Lo scopo delle ideologie del conflitto è rendere impossibile la cooperazione sociale: una volta che gli uomini hanno disimparato a vivere pacificamente, hanno bisogno di un Leviatano che dirimi le dispute. Una società di persone incapaci di cooperare è la società ideale per uno Stato onnipotente. L’Italia è un esempio.

Il liberalismo al contrario è basato sull’idea – che non è un valore ma una teoria della società – che le persone abbiano comuni interessi nel lungo termine, e che la convivenza pacifica sia benefica per tutti, perché crea ricchezza attraverso lo scambio, la divisione del lavoro e l’accumulazione di capitale. 
 
Mises ritiene che si debba dunque combattere affinché le idee cattive vengano sconfitte da quelle buone, e queste ultime sono – nella tradizione liberale – quelle che fanno l’interesse di tutti, e non di una parte a svantaggio di tutti gli altri. 

Per Mises, nei Parlamenti dell’Ottocento c’era gente che pensava di rappresentare la nazione, cioè gli interessi di tutti, e si parlava di grandi ideali e principi. Nei Parlamenti del Novecento abbiamo invece il rappresentante degli zuccherifici, il rappresentante dei metalmeccanici, il rappresentante dei pensionati: tutti a cercare privilegi per il loro gruppo, tutti a cercare di vivere a spese degli altri. 

Gran parte dell’attività legislativa è il tentativo di qualche politico di comprare voti consentendo ad alcuni gruppi organizzati di vivere a spese altrui. I commercianti chiedono ai politici di non far aprire supermercati troppo vicini, a spese dei loro clienti. Gli industriali si alleano per chiedere protezione contro le importazioni da Paesi più efficienti, a spese del consumatore. Molti cercano di ottenere un lavoro a rischio zero, e spesso con un livello di impegno modesto, con il posto pubblico, a spese del contribuente. Tutti cercano di vivere meglio impedendo agli altri di fare loro concorrenza. La società italiana è come una maratona dove i corridori cercano di slacciarsi le scarpe l’un l’altro: lavoratori, imprenditori, professionisti, politici e funzionari sono i protagonisti di questa operetta tragicomica.

A leggere Bastiat, non si direbbe che la politica francese dell’Ottocento fosse più sana di quella italiana attuale. E ciò lo conferma Mises, parlando del parlamentarismo della Terza Repubblica francese.  James Madison spese pagine e pagine, nei “Federalist Papers”, per risolvere il problema delle fazioni, cioè delle lobby che curano il loro interesse particolare a danno dell’interesse generale, ed era il 1787.

Idee, quindi: le idee sono fondamentali. Ma dobbiamo anche renderci contro che gli uomini non pensano e non agiscono nel vuoto: pensano in una società, e agiscono per il tramite di istituzioni. La politica liberale di cui parla Mises è una possibilità, ma quella meno probabile. Le tendenze della politica sono infatti illiberali, le idee liberali possono opporsi a queste tendenze, ma non è possibile eliminarle. Il potere tende a concentrarsi, la sua concentrazione a ridurre la capacità umana di cooperare e di badare a sé stessi.
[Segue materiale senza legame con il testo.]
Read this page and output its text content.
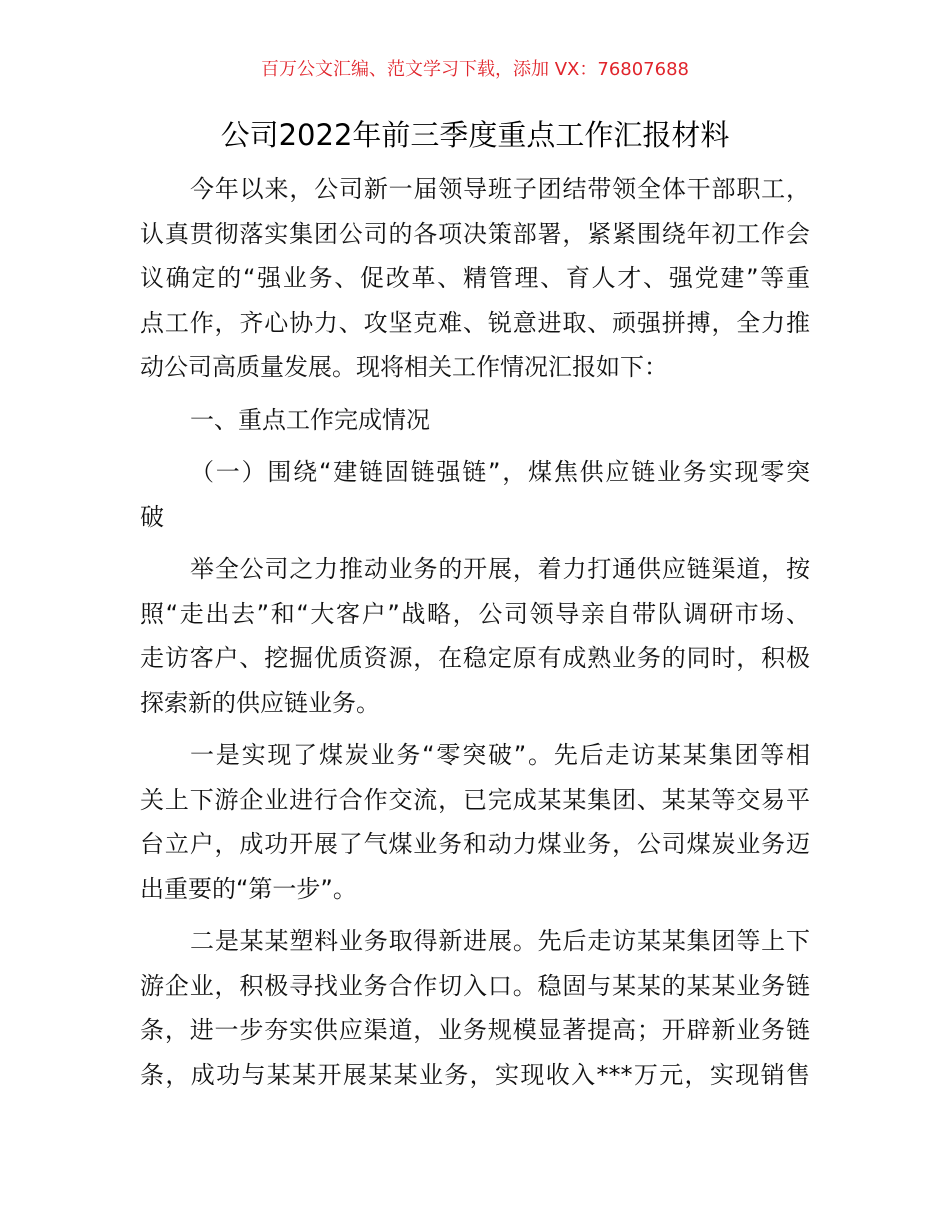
百万公文汇编、范文学习下载，添加 VX：76807688
公司2022年前三季度重点工作汇报材料
今年以来，公司新一届领导班子团结带领全体干部职工，
认真贯彻落实集团公司的各项决策部署，紧紧围绕年初工作会
议确定的“强业务、促改革、精管理、育人才、强党建”等重
点工作，齐心协力、攻坚克难、锐意进取、顽强拼搏，全力推
动公司高质量发展。现将相关工作情况汇报如下：
一、重点工作完成情况
（一）围绕“建链固链强链”，煤焦供应链业务实现零突
破
举全公司之力推动业务的开展，着力打通供应链渠道，按
照“走出去”和“大客户”战略，公司领导亲自带队调研市场、
走访客户、挖掘优质资源，在稳定原有成熟业务的同时，积极
探索新的供应链业务。
一是实现了煤炭业务“零突破”。先后走访某某集团等相
关上下游企业进行合作交流，已完成某某集团、某某等交易平
台立户，成功开展了气煤业务和动力煤业务，公司煤炭业务迈
出重要的“第一步”。
二是某某塑料业务取得新进展。先后走访某某集团等上下
游企业，积极寻找业务合作切入口。稳固与某某的某某业务链
条，进一步夯实供应渠道，业务规模显著提高；开辟新业务链
条，成功与某某开展某某业务，实现收入***万元，实现销售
Le idee liberali erano riuscite a tenere a bada, sia attraverso le istituzioni (come la Costituzione americana) che attraverso la cultura (i valori liberali), le tendenze degenerative connaturali alla politica. Spariti i liberali, il peggio della politica è venuto fuori nella prima metà del XX Secolo, con la civiltà ad un passo dalla catastrofe finale. Poi c'è stato un recupero, nonostante l'idiozia delle politiche economiche del Dopoguerra, e oggi la libertà è nuovamente sotto mira.

Oggi serve una battaglia di idee e di valori per recuperare margini di mercato e di libertà.